Keep in mind that it's quite a stretch going from a desktop (single
socket, 2 memory channels) to a server (dual socket, 4x the cores, 8
memory channels).

Also keep in mind that compilers and kernels can make quite a
difference.  The vector units have changed significantly (a factor of 2)
and the scheduler needs tweaks to account for the various latencies and
NUMA related values.  Using old kernels/compilers may well significantly
impact AMD and/or Intel.

I've found the bandwidth and latency mostly controlled by the socket and
specifically the number of memory channels.  2, 3, and 4 channel per
socket systems have very similar bandwidth and latency for AMD and Intel
systems.

When taking a pragmatic approach to best price performance I find AMD
competitive.  Normally I figure out how much ram per CPU is needed, disk
needs, then figure out which Intel chip has the best system price/system
perf on the relevant applications.  Then do similar for AMD.  Then buy
whichever is better.  Often the result is a 15% improvement in one
direction or another (HIGHLY application dependent).
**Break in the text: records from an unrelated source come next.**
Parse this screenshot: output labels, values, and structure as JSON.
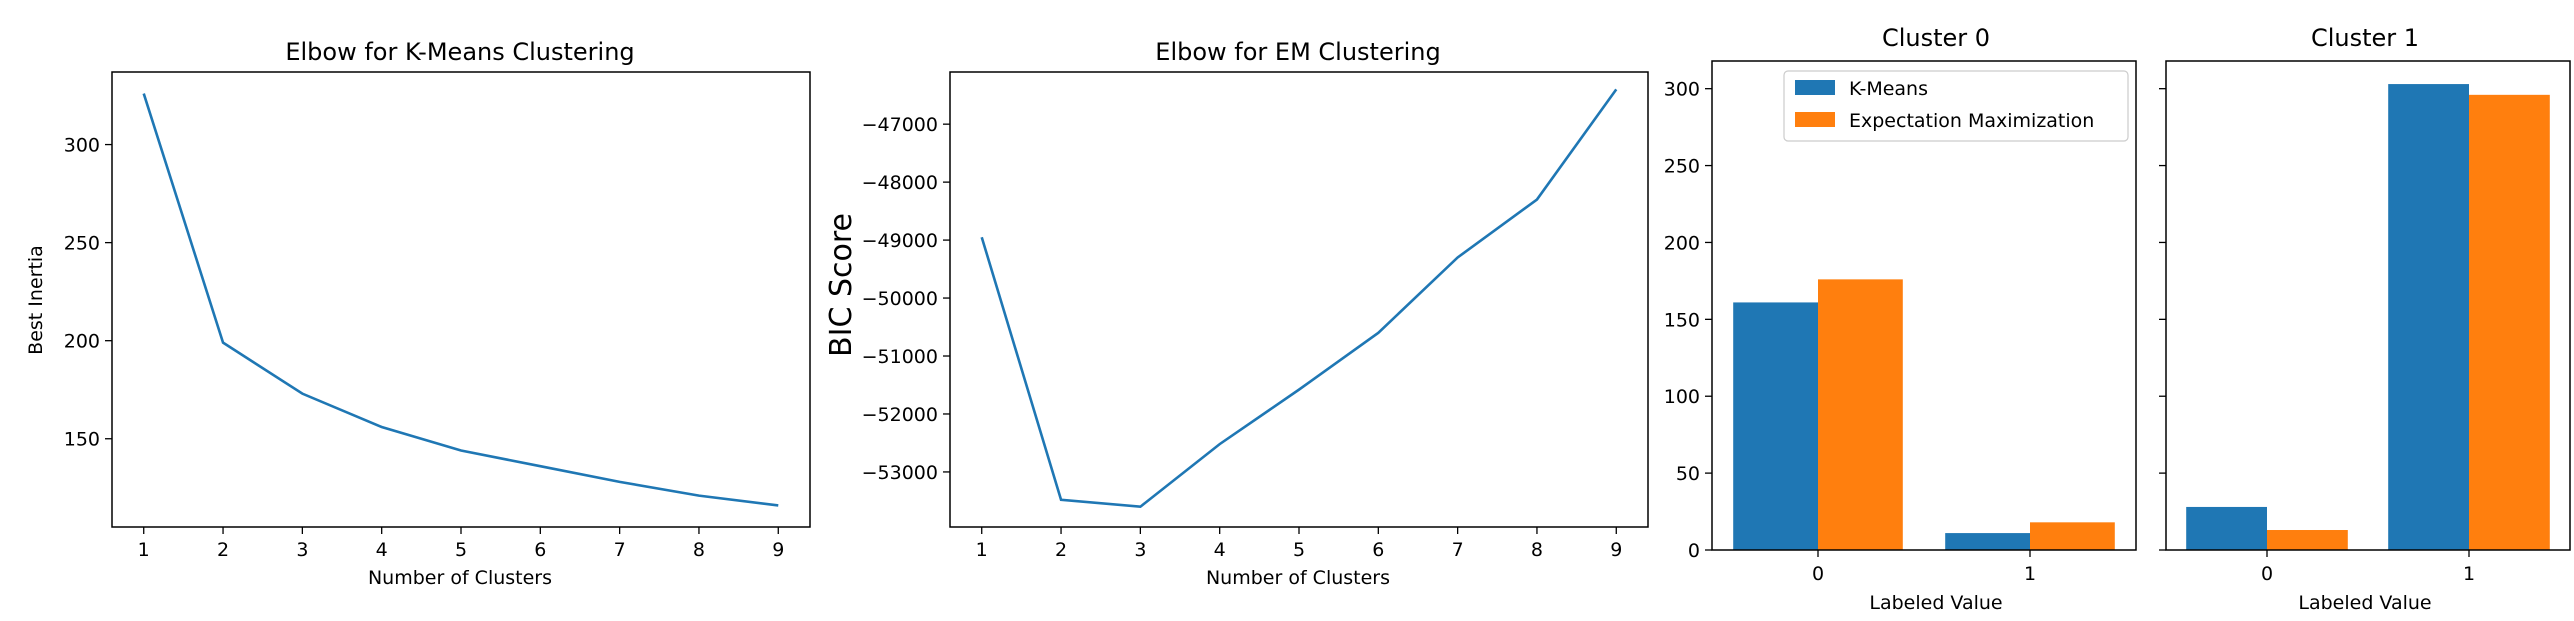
{
  "colors": {
    "blue": "#1f77b4",
    "orange": "#ff7f0e"
  },
  "chart_data": [
    {
      "type": "line",
      "title": "Elbow for K-Means Clustering",
      "xlabel": "Number of Clusters",
      "ylabel": "Best Inertia",
      "x": [
        1,
        2,
        3,
        4,
        5,
        6,
        7,
        8,
        9
      ],
      "y": [
        326,
        199,
        173,
        156,
        144,
        136,
        128,
        121,
        116
      ],
      "xlim": [
        0.6,
        9.4
      ],
      "ylim": [
        105,
        337
      ],
      "xticks": [
        1,
        2,
        3,
        4,
        5,
        6,
        7,
        8,
        9
      ],
      "yticks": [
        150,
        200,
        250,
        300
      ],
      "series_name": "Best Inertia",
      "color": "#1f77b4"
    },
    {
      "type": "line",
      "title": "Elbow for EM Clustering",
      "xlabel": "Number of Clusters",
      "ylabel": "BIC Score",
      "x": [
        1,
        2,
        3,
        4,
        5,
        6,
        7,
        8,
        9
      ],
      "y": [
        -48950,
        -53480,
        -53600,
        -52520,
        -51580,
        -50600,
        -49300,
        -48300,
        -46400
      ],
      "xlim": [
        0.6,
        9.4
      ],
      "ylim": [
        -53950,
        -46100
      ],
      "xticks": [
        1,
        2,
        3,
        4,
        5,
        6,
        7,
        8,
        9
      ],
      "yticks": [
        -53000,
        -52000,
        -51000,
        -50000,
        -49000,
        -48000,
        -47000
      ],
      "series_name": "BIC Score",
      "color": "#1f77b4"
    },
    {
      "type": "bar",
      "title": "Cluster 0",
      "xlabel": "Labeled Value",
      "ylabel": "",
      "categories": [
        "0",
        "1"
      ],
      "series": [
        {
          "name": "K-Means",
          "values": [
            161,
            11
          ],
          "color": "#1f77b4"
        },
        {
          "name": "Expectation Maximization",
          "values": [
            176,
            18
          ],
          "color": "#ff7f0e"
        }
      ],
      "ylim": [
        0,
        318
      ],
      "yticks": [
        0,
        50,
        100,
        150,
        200,
        250,
        300
      ],
      "legend": "top-center"
    },
    {
      "type": "bar",
      "title": "Cluster 1",
      "xlabel": "Labeled Value",
      "ylabel": "",
      "categories": [
        "0",
        "1"
      ],
      "series": [
        {
          "name": "K-Means",
          "values": [
            28,
            303
          ],
          "color": "#1f77b4"
        },
        {
          "name": "Expectation Maximization",
          "values": [
            13,
            296
          ],
          "color": "#ff7f0e"
        }
      ],
      "ylim": [
        0,
        318
      ],
      "yticks": [
        0,
        50,
        100,
        150,
        200,
        250,
        300
      ],
      "shared_y": true
    }
  ]
}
Of course sometimes a user asks for the "better" system for running a
wide variety of floating point codes.  In such cases I often use CPU2006
FP rate.

In a recent comparison I compared (both perf numbers from HP systems)
* AMD 6344,      64GB ram, SpecFPRateBase=333 $2,915, $8.75 per spec
* Intel E5-2620, 64GB ram, SpecFPRateBase=322 $2,990, $9.22 per spec

Whenever possible I try to use actual applications justifying the
purchase of a cluster.

When using actual end user applications it's about a 50/50 chance that
AMD or Intel will win.

I figured I'd add a few comments:
* Latency for a quad socket AMD is around 64ns to a random piece
  of memory (not 600ns as recently mentioned).
* AMD quad sockets with 512GB ram start around $9k ($USA)
* With OpenMP, pthreads, MPI or other parallel friendly code a quad
  socket amd can look up random cache line approximately every 2.25ns.
  (64 threads banging on 16 memory channels at once).
* I've seen no problems with the AMD memory system, in general
  the 2k pin/4 memory bus amd sockets seem to performance similarly
  to Intel.

And example of AMD's bandwidth scaling on a quad socket with 64 cores:
  http://cse.ucdavis.edu/bill/pstream/bm3-all.png

I don't have a similar Intel, but I do have a dual socket e5:
  http://cse.ucdavis.edu/bill/pstream/e5-2609.png